Earlier tonight President Obama addressed a Joint Session of Congress on health care policy. My reaction was as follows:
Mr. President: If we spend more than all other countries, and we aren’t any healthier, then why do you want us to spend another $1 trillion?
The President said: “We believe that less than 5 percent of people will sign up” for the public option. The same figure was used in Massachusetts when they initiated a government plan. The $100 million budget three years ago is now over $700 million. If only 5 percent of the people are going to sign up is there really a crisis? How does the U.S. Government legally charter a non-profit company that uses no taxpayer funds under the public option?
The President said: “30 million Americans can’t get coverage.” Two weeks ago he was claiming it was 48 million.
“If Americans can’t find affordable coverage, we will provide you with a choice.”
Why can’t we give the uninsured vouchers and let them shop?

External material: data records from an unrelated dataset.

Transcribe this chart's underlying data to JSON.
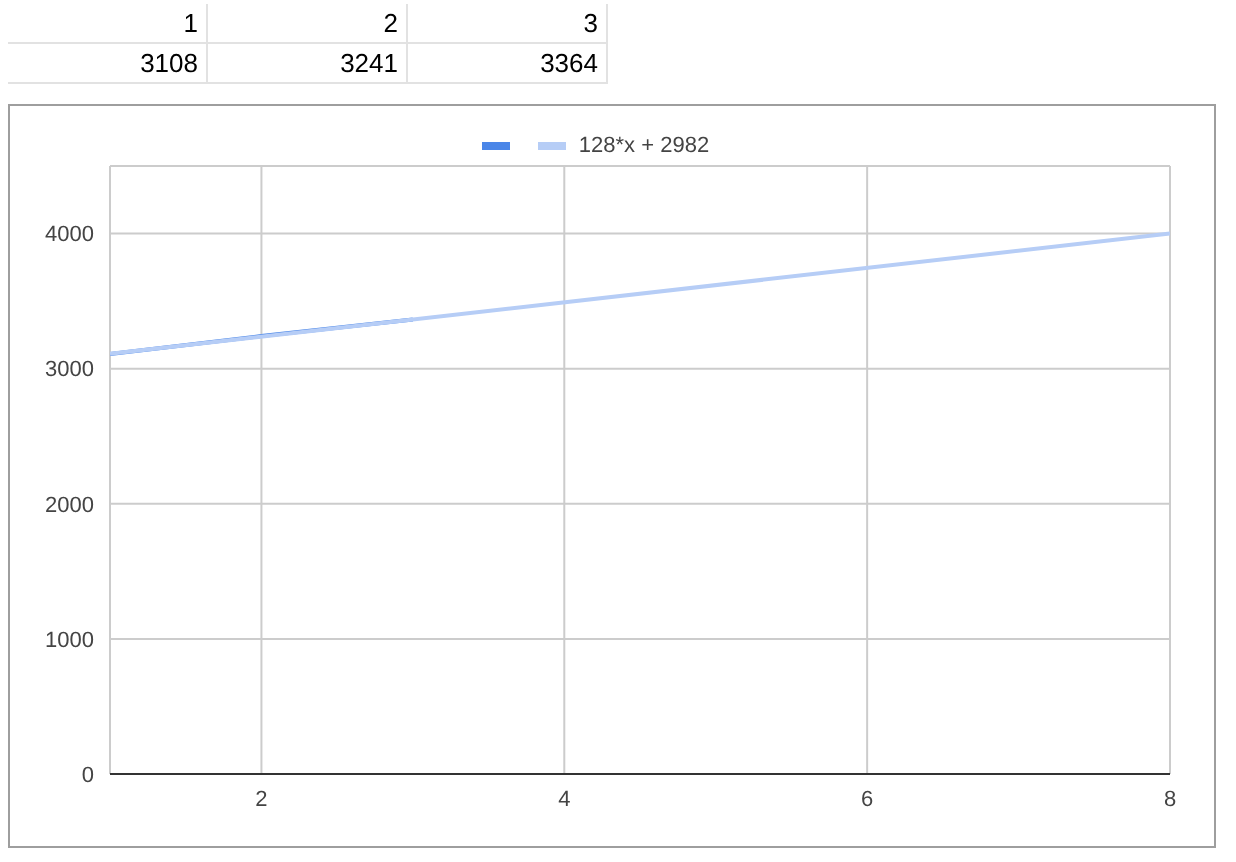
{
  "chart_data": {
    "type": "line",
    "xlim": [
      1,
      8
    ],
    "xticks": [
      2,
      4,
      6,
      8
    ],
    "ylim": [
      0,
      4500
    ],
    "yticks": [
      0,
      1000,
      2000,
      3000,
      4000
    ],
    "grid": true,
    "legend": "top",
    "marker": "none",
    "annotations": [
      "1",
      "2",
      "3",
      "3108",
      "3241",
      "3364"
    ],
    "series": [
      {
        "x": [
          1,
          2,
          3
        ],
        "values": [
          3108,
          3241,
          3364
        ],
        "color": "#4a86e8"
      },
      {
        "name": "128*x + 2982",
        "x": [
          1,
          8
        ],
        "values": [
          3110,
          4000
        ],
        "color": "#b6cdf6"
      }
    ]
  }
}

“I will not sign a plan that adds a dime to the deficit, now or in the future. . . We can pay for this plan with savings.”
The plan is already projected to cost $948 billion over ten years. How are you going to find an almost $1 trillion in savings? Will it be done by rationing care? Will it be done by cutting $622 billion from Medicare and Medicaid.
The President continued to ignore tort reform. We definitely need serious reforms and the best alternative is the Patients’ Choice Act. This addresses the issue of affordability without rationing care or adding to the debt. It is estimated to save us $960 billion during the next decade.
Sen. Richard Burr (R-NC) described the need for transparency: “To understand how much government is already interfering with your health care, imagine if when you wanted to buy a new car, but all of the auto company websites had been disabled and you were directed to a third-party site set up by Congress that buried basic information about automobile features and price. Then imagine that if you lived in New Jersey you must buy certain features, however costly, but if you lived in California you had to buy another set of features. Then imagine that Congress set up a system where you did not really shop for your car at all because your employer and the government took care of the details.”
Burr says the Patients Choice Act will: “Shift decision-making authority in health care away from government and health insurance bureaucrats and back to individuals. Specifically, we would shift health care tax benefits to individuals and families in the form of a tax rebate worth $2,200 for individuals and $5,700 for families. Under our plan, if you like the health care you have, you can keep it — but you will have more money in your pocket because you will still receive a tax rebate.”